I think I could listen to John Mayer sing "Heart of Life" over and over for hours. I'm listening to him now and it brings back a million memories. I shared this song with a friend of mine and everytime we needed to run to town to get the mail or go to the bank or something, we would play it in the car on repeat. Then, when we turned onto the road leading home, I would slow the car down to like 20km/h just so we could listen to it longer. It goes like this:
I hate to see you cry
Lying there in that position
There's things you need to hear
So turn off your tears
And listen
Pain throws your heart to the ground
Love turns the whole thing around
No it won't all go the way it should
But I know the heart of life is good
You know, it's nothing new
Bad news never had good timing
Then, circle of your friends
Will defend the silver lining
Pain throws your heart to the ground
Love turns the whole thing around
No it won't all go the way it should
But I know the heart of life is good
Pain throws your heart to the ground
Love turns the whole thing around
Fear is a friend who's misunderstood
But I know the heart of life is good
I know it's good
I think I just like the perspective in the song...life is good with your friends, when you share it with someone. People come and go, good things happen, bad things happen, it's all life and as long as you can share those experiences with someone who you love, it's all good. I have kind of an obsession with writing essays about life and how it is ALL of our experiences, no matter how painful or full of joy they are, that make our journey on earth what it is. So this song sums it up for me.

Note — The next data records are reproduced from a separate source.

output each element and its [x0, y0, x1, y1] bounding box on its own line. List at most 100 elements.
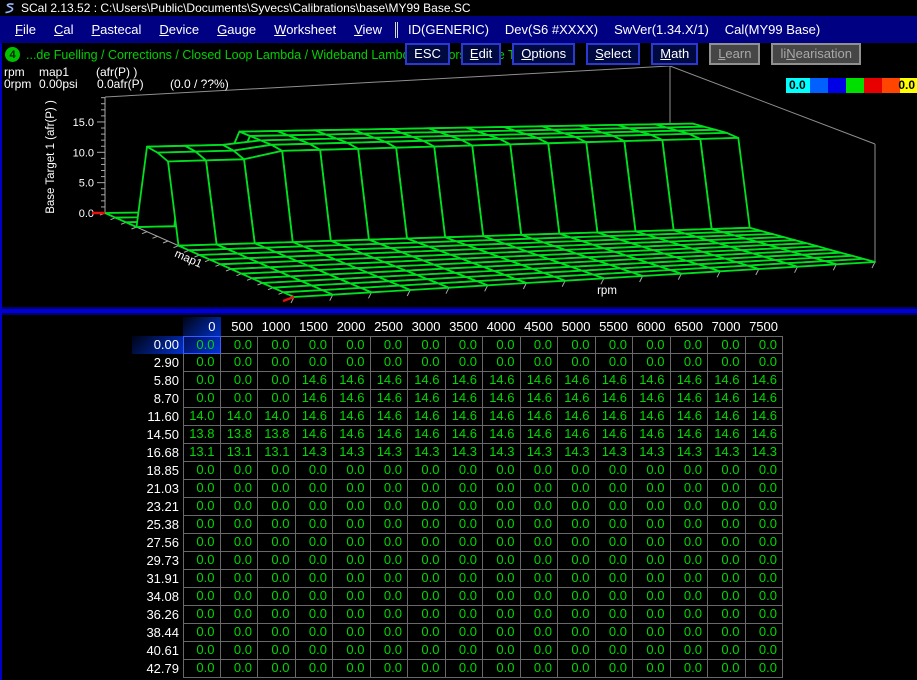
table-cell[interactable]: 13.8 [221, 426, 259, 444]
table-cell[interactable]: 0.0 [633, 480, 671, 498]
table-cell[interactable]: 13.8 [183, 426, 221, 444]
table-cell[interactable]: 0.0 [446, 642, 484, 660]
table-cell[interactable]: 13.8 [258, 426, 296, 444]
table-cell[interactable]: 0.0 [408, 552, 446, 570]
table-cell[interactable]: 0.0 [183, 660, 221, 678]
table-cell[interactable]: 0.0 [333, 552, 371, 570]
table-cell[interactable]: 0.0 [371, 642, 409, 660]
table-cell[interactable]: 0.0 [258, 480, 296, 498]
table-cell[interactable]: 14.6 [483, 426, 521, 444]
table-cell[interactable]: 14.6 [446, 390, 484, 408]
table-cell[interactable]: 0.0 [671, 624, 709, 642]
table-cell[interactable]: 14.6 [708, 426, 746, 444]
row-header[interactable]: 8.70 [132, 390, 183, 408]
table-cell[interactable]: 0.0 [521, 606, 559, 624]
table-cell[interactable]: 0.0 [333, 642, 371, 660]
table-cell[interactable]: 13.1 [183, 444, 221, 462]
table-cell[interactable]: 14.6 [333, 408, 371, 426]
table-cell[interactable]: 14.6 [296, 390, 334, 408]
table-cell[interactable]: 14.6 [483, 390, 521, 408]
table-cell[interactable]: 0.0 [371, 462, 409, 480]
table-cell[interactable]: 0.0 [521, 498, 559, 516]
table-cell[interactable]: 0.0 [483, 534, 521, 552]
table-cell[interactable]: 0.0 [521, 570, 559, 588]
table-cell[interactable]: 14.6 [671, 390, 709, 408]
row-header[interactable]: 14.50 [132, 426, 183, 444]
table-cell[interactable]: 0.0 [333, 624, 371, 642]
table-cell[interactable]: 0.0 [371, 606, 409, 624]
table-cell[interactable]: 0.0 [521, 354, 559, 372]
table-cell[interactable]: 0.0 [333, 660, 371, 678]
table-cell[interactable]: 0.0 [446, 660, 484, 678]
table-cell[interactable]: 0.0 [446, 624, 484, 642]
table-cell[interactable]: 0.0 [258, 660, 296, 678]
table-cell[interactable]: 0.0 [633, 498, 671, 516]
column-header[interactable]: 7500 [746, 317, 784, 336]
table-cell[interactable]: 0.0 [258, 642, 296, 660]
table-cell[interactable]: 0.0 [671, 606, 709, 624]
table-cell[interactable]: 0.0 [296, 642, 334, 660]
table-cell[interactable]: 0.0 [258, 552, 296, 570]
esc-button[interactable]: ESC [405, 43, 450, 65]
table-cell[interactable]: 0.0 [296, 462, 334, 480]
table-cell[interactable]: 0.0 [221, 552, 259, 570]
table-cell[interactable]: 0.0 [633, 606, 671, 624]
table-cell[interactable]: 0.0 [558, 498, 596, 516]
table-cell[interactable]: 0.0 [258, 588, 296, 606]
table-cell[interactable]: 0.0 [221, 660, 259, 678]
table-cell[interactable]: 14.6 [671, 372, 709, 390]
table-cell[interactable]: 14.6 [633, 408, 671, 426]
table-cell[interactable]: 0.0 [333, 498, 371, 516]
table-cell[interactable]: 14.6 [596, 390, 634, 408]
table-cell[interactable]: 0.0 [408, 588, 446, 606]
table-cell[interactable]: 0.0 [183, 606, 221, 624]
table-cell[interactable]: 14.6 [558, 426, 596, 444]
table-cell[interactable]: 14.6 [483, 372, 521, 390]
table-cell[interactable]: 14.6 [671, 408, 709, 426]
table-cell[interactable]: 0.0 [371, 336, 409, 354]
table-cell[interactable]: 0.0 [671, 480, 709, 498]
table-cell[interactable]: 0.0 [183, 480, 221, 498]
table-cell[interactable]: 0.0 [708, 534, 746, 552]
table-cell[interactable]: 0.0 [296, 570, 334, 588]
table-cell[interactable]: 0.0 [708, 660, 746, 678]
table-cell[interactable]: 14.6 [408, 426, 446, 444]
menu-cal[interactable]: Cal [45, 20, 83, 39]
menu-pastecal[interactable]: Pastecal [82, 20, 150, 39]
table-cell[interactable]: 14.3 [521, 444, 559, 462]
edit-button[interactable]: Edit [461, 43, 501, 65]
table-cell[interactable]: 0.0 [371, 588, 409, 606]
table-cell[interactable]: 14.6 [521, 372, 559, 390]
table-cell[interactable]: 0.0 [633, 336, 671, 354]
table-cell[interactable]: 0.0 [483, 516, 521, 534]
table-cell[interactable]: 0.0 [446, 462, 484, 480]
table-cell[interactable]: 0.0 [221, 534, 259, 552]
table-cell[interactable]: 14.3 [408, 444, 446, 462]
table-cell[interactable]: 0.0 [408, 480, 446, 498]
table-cell[interactable]: 0.0 [521, 462, 559, 480]
table-cell[interactable]: 0.0 [408, 570, 446, 588]
table-cell[interactable]: 0.0 [183, 570, 221, 588]
column-header[interactable]: 0 [183, 317, 221, 336]
table-cell[interactable]: 0.0 [746, 570, 784, 588]
table-cell[interactable]: 0.0 [521, 642, 559, 660]
table-cell[interactable]: 0.0 [183, 642, 221, 660]
table-cell[interactable]: 0.0 [483, 462, 521, 480]
table-cell[interactable]: 0.0 [258, 354, 296, 372]
table-cell[interactable]: 0.0 [296, 336, 334, 354]
table-cell[interactable]: 0.0 [558, 588, 596, 606]
table-cell[interactable]: 14.3 [671, 444, 709, 462]
table-cell[interactable]: 0.0 [521, 534, 559, 552]
table-cell[interactable]: 0.0 [446, 552, 484, 570]
table-cell[interactable]: 0.0 [296, 516, 334, 534]
table-cell[interactable]: 14.6 [746, 372, 784, 390]
table-cell[interactable]: 14.0 [258, 408, 296, 426]
table-cell[interactable]: 0.0 [408, 624, 446, 642]
table-cell[interactable]: 0.0 [221, 570, 259, 588]
table-cell[interactable]: 0.0 [633, 354, 671, 372]
table-cell[interactable]: 0.0 [446, 534, 484, 552]
table-cell[interactable]: 14.3 [333, 444, 371, 462]
row-header[interactable]: 36.26 [132, 606, 183, 624]
table-cell[interactable]: 0.0 [183, 516, 221, 534]
table-cell[interactable]: 14.6 [371, 372, 409, 390]
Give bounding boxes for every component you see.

I used to live in community. It's easy to get to know people and let people know you when you live so close together. I'm finding it more difficult to be myself without having people always around who are familiar, I with them and them with me. Life is just better when you can share it. But living in community, I still had to learn how to live transparent and open with people. It took me a couple years to really get it right, I experienced the fruit of thse lessons for a time and then I packed my bags and moved here. I'm starting over again and it's hard sometimes but I know from my past experience, that it's worth fighting for to have relationships with people you can really talk with.
So here's a little promise to myself, that when it gets really hard, I'll push through and step out of my comfort zone and instead of hiding, I'll make an effort to talk to someone, ask them questions and be genuinely interested in their life.